The judge is right, and should go even further.

This is data collected with public funds — our money — for public purposes.

Not only should it be available to any US resident by request, it should be public, as in in an online library, and any US resident without a criminal record should be able to get continuous access, not only a batch of records (yes, keep out anyone with a restraining order or any other crime).

It is our tax dollars, any of us should be able to do research on the data. Including watching the watchers. Where do the government employees go and when? Where do the Flock employees go, and when?

Or, if that kind of instantly-available stalking of anyone is too much of a risk, shut it down. Hard.
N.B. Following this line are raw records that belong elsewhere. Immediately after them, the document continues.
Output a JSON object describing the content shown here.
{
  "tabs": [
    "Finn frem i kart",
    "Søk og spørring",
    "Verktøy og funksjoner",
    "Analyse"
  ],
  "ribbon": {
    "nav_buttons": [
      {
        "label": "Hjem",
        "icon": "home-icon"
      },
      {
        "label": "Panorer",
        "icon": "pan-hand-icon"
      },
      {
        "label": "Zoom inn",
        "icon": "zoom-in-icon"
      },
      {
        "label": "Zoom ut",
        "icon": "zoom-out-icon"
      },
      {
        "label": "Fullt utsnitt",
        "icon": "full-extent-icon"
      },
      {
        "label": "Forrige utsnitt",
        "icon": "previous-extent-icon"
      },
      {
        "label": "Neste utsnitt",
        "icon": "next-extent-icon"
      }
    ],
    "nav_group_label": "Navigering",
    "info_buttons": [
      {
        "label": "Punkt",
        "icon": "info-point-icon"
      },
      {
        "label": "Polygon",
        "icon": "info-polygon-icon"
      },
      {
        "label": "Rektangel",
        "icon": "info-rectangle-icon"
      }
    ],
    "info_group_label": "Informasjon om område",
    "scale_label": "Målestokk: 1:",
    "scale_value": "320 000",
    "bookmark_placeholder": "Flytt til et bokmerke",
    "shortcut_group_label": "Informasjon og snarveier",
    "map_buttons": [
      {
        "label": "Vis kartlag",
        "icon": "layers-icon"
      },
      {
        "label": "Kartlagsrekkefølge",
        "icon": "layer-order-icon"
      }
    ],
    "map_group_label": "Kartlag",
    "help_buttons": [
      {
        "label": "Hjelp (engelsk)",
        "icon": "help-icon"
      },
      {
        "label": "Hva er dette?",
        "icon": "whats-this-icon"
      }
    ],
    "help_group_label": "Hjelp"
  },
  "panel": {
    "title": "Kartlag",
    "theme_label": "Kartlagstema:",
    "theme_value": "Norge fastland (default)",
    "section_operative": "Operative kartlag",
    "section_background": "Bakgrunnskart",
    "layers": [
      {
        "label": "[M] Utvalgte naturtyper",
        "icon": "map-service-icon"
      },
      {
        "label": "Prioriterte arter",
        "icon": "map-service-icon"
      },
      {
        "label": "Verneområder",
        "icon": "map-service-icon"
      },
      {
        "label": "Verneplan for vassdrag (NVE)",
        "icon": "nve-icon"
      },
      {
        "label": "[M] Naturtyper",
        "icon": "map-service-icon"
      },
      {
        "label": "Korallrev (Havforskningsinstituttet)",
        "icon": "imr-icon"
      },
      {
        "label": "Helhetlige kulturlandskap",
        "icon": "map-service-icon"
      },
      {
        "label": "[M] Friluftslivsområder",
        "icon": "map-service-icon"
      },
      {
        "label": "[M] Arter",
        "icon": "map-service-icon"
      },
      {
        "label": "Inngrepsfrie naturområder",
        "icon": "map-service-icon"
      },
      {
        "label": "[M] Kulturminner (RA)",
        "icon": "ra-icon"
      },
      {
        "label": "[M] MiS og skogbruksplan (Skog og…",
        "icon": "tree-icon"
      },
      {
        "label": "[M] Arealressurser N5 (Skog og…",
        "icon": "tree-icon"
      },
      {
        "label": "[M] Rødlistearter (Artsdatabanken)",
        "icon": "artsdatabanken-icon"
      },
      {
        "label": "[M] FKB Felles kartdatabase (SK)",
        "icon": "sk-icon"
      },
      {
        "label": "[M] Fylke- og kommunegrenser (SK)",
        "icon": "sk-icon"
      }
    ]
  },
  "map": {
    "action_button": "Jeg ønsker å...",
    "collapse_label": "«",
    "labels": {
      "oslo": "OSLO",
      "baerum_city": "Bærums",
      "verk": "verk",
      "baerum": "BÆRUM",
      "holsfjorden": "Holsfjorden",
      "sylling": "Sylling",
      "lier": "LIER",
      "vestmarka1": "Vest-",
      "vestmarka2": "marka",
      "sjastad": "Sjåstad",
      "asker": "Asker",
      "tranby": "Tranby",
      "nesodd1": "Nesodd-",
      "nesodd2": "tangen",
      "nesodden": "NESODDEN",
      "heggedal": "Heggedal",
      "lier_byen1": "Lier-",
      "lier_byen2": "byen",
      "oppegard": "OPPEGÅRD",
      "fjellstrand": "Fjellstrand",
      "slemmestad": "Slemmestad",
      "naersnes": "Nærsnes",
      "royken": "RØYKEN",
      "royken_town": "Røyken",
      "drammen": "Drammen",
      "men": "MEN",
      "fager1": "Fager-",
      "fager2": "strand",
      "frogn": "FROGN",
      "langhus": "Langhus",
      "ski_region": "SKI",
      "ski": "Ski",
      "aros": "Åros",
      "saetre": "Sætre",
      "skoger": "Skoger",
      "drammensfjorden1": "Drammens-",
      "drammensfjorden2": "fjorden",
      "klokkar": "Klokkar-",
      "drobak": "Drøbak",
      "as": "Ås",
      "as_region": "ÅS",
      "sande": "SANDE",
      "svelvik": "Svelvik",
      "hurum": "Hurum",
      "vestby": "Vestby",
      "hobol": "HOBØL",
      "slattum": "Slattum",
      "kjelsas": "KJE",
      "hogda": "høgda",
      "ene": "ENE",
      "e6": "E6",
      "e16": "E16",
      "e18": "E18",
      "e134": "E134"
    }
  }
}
All of it.

The real-world dynamics of the system is either 1) everybody's motions in public are public, or 2) it is a tool of a totalitarian state. There is no other option, and option 2 is intolerable in a free society.

>The fact that they’re gonna shut it down, implies the scale of indiscriminate nature of data capture and the volume of data being captured.

Or it implies that the .gov, it's agents and those associated with it are not squeaky clean and that any aggrieved party being able to request footage would be bad for the .gov.

> the scale of indiscriminate nature of data capture and the volume of data being captured

It took a lot of naivete, to put it gently, and head-in-sand attitude to believe otherwise. Flock had everything in place to collect a treasure trove of data but they would decide not to do it? Out of principle? Or even if we take the very charitable interpretation that they don't do it today, but also that they'll never cave in to the pressure to do it in the future?